Going through a tunnel backwards in a bus.

Going through a tunnel backwards in a bus.

It was kind of fun in a white-knuckled way and an older lady in the front seat kept smiling and grimacing understandingly at me when we sped up or turned a tight bend. When people got up to get off towards the end of the route everyone was very courteous about making space and letting older people sit down, as well as letting the driver know what was going on at the back door of the bus.

By the time we got back to Amalfi to catch our last bus to Sorrento there was a huuuuuge group of people waiting in the bus bay and so I went off to investigate other options and we ended up deciding to pay an extra ten euro to buy a seat on the private ‘city explorer’ bus (you know those red ones you see in major cities) that only sold enough tickets to fill the seats. No standing room and better aircon. Totally worth it!
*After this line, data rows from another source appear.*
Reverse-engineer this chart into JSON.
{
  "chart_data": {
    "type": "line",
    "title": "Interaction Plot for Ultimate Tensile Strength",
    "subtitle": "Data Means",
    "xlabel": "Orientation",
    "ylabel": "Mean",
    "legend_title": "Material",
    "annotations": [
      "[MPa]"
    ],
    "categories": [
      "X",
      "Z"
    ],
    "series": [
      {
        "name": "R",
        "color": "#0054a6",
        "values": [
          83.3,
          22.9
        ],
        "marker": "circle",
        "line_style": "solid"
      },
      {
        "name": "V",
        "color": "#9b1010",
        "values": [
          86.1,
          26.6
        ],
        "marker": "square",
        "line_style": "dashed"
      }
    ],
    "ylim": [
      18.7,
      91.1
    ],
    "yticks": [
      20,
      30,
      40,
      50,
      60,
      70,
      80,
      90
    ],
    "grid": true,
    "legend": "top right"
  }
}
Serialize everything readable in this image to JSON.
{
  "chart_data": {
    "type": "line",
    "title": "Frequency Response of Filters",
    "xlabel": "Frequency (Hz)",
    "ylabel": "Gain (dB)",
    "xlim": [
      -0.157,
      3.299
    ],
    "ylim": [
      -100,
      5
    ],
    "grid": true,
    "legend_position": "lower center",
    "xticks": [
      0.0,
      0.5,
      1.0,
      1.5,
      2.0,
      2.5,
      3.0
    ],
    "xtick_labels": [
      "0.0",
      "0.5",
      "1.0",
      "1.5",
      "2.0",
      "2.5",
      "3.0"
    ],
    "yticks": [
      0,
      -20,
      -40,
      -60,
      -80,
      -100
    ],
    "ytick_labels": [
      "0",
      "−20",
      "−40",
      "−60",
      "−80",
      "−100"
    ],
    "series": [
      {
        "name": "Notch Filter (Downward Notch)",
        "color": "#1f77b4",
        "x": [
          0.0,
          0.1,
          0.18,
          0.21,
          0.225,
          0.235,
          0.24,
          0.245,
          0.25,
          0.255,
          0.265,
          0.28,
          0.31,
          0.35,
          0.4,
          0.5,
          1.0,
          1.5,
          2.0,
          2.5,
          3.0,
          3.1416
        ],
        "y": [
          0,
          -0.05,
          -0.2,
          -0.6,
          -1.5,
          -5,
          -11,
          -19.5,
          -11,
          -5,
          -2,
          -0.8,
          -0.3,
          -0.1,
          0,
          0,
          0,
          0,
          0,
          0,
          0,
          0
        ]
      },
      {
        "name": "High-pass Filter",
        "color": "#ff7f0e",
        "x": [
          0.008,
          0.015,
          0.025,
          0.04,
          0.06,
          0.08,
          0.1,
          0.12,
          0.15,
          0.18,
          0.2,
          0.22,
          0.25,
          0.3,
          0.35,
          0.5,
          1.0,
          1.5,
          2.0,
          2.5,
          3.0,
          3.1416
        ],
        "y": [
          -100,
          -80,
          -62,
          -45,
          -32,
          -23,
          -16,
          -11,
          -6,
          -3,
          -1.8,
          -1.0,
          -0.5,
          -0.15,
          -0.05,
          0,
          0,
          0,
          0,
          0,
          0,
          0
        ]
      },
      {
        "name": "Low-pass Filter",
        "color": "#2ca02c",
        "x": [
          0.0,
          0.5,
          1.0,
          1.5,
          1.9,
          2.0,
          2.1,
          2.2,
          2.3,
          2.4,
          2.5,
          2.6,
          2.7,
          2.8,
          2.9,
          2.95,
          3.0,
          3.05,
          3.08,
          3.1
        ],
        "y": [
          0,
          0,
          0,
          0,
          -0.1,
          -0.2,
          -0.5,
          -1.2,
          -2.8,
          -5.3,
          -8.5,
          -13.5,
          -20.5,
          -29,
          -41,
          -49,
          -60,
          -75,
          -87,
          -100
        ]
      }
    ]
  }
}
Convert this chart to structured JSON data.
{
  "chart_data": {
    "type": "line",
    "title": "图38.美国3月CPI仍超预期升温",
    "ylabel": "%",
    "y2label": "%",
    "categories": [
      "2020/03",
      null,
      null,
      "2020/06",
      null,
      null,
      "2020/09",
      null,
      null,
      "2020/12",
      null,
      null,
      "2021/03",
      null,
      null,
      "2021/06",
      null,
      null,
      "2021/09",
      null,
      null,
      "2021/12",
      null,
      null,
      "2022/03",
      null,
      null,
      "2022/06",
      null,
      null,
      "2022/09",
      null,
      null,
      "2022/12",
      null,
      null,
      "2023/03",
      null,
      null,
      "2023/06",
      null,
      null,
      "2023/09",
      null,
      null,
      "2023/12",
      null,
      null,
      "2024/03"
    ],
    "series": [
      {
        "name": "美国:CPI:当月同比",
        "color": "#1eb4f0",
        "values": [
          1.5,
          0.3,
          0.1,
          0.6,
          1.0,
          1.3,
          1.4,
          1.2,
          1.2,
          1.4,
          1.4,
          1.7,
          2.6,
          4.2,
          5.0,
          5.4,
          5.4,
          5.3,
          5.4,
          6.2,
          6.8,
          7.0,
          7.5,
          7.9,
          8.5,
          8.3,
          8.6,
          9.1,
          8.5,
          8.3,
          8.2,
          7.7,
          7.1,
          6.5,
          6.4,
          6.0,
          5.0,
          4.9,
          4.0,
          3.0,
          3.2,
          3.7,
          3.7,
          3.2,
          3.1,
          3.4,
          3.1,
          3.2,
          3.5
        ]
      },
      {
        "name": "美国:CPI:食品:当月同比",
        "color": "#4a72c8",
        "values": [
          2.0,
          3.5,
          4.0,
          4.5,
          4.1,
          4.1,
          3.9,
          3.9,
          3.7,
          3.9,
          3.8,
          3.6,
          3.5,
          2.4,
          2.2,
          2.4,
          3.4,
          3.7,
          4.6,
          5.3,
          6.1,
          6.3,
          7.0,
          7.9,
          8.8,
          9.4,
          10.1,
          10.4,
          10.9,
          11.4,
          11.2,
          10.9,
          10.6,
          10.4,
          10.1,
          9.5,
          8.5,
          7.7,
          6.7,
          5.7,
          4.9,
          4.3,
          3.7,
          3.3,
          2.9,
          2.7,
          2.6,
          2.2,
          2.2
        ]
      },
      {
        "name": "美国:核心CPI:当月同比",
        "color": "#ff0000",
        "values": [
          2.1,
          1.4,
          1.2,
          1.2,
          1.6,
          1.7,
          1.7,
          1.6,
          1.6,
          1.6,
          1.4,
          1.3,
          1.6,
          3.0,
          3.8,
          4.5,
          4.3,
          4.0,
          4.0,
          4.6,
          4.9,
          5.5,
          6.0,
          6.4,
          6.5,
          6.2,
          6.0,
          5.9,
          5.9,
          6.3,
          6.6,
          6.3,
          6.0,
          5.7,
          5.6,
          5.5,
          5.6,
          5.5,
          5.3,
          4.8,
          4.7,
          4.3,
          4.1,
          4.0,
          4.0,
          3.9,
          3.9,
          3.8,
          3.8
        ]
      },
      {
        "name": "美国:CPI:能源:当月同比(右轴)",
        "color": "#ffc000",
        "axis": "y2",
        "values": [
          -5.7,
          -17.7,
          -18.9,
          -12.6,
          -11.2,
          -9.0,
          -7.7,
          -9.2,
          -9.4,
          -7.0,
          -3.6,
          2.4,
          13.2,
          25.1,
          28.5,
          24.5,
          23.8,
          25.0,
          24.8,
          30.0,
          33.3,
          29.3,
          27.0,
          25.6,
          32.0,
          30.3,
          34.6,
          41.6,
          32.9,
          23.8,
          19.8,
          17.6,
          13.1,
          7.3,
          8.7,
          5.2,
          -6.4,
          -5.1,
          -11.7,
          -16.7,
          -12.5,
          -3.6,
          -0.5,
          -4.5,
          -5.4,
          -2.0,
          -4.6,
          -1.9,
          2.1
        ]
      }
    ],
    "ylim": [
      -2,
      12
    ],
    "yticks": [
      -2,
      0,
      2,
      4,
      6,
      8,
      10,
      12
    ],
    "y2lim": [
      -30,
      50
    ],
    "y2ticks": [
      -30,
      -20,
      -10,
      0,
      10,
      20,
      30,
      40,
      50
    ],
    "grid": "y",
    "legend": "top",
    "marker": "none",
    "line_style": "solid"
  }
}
Catching the buses along the Amalfi Coast is quite an experience and can be exhausting. There are big scrums, people push and shove a bit and it’s frustrating if you don’t know precisely where the bus stop is. Staying in Sorrento worked out well as we were at the beginning of the line and therefore always got a seat in the mornings – important when the ride is nearly two hours long.

If you’re thinking of visiting the area and catching buses my advice would be to go out of season. Of course if you enjoy combat sports and the smell of sweaty strangers and bus exhaust fumes then by all means go in Summer!

The lady with the red bag kept my spirits up;-)

The driver who let me ride shotgun. He looks so relaxed!

Perfectly suited to a full size bus.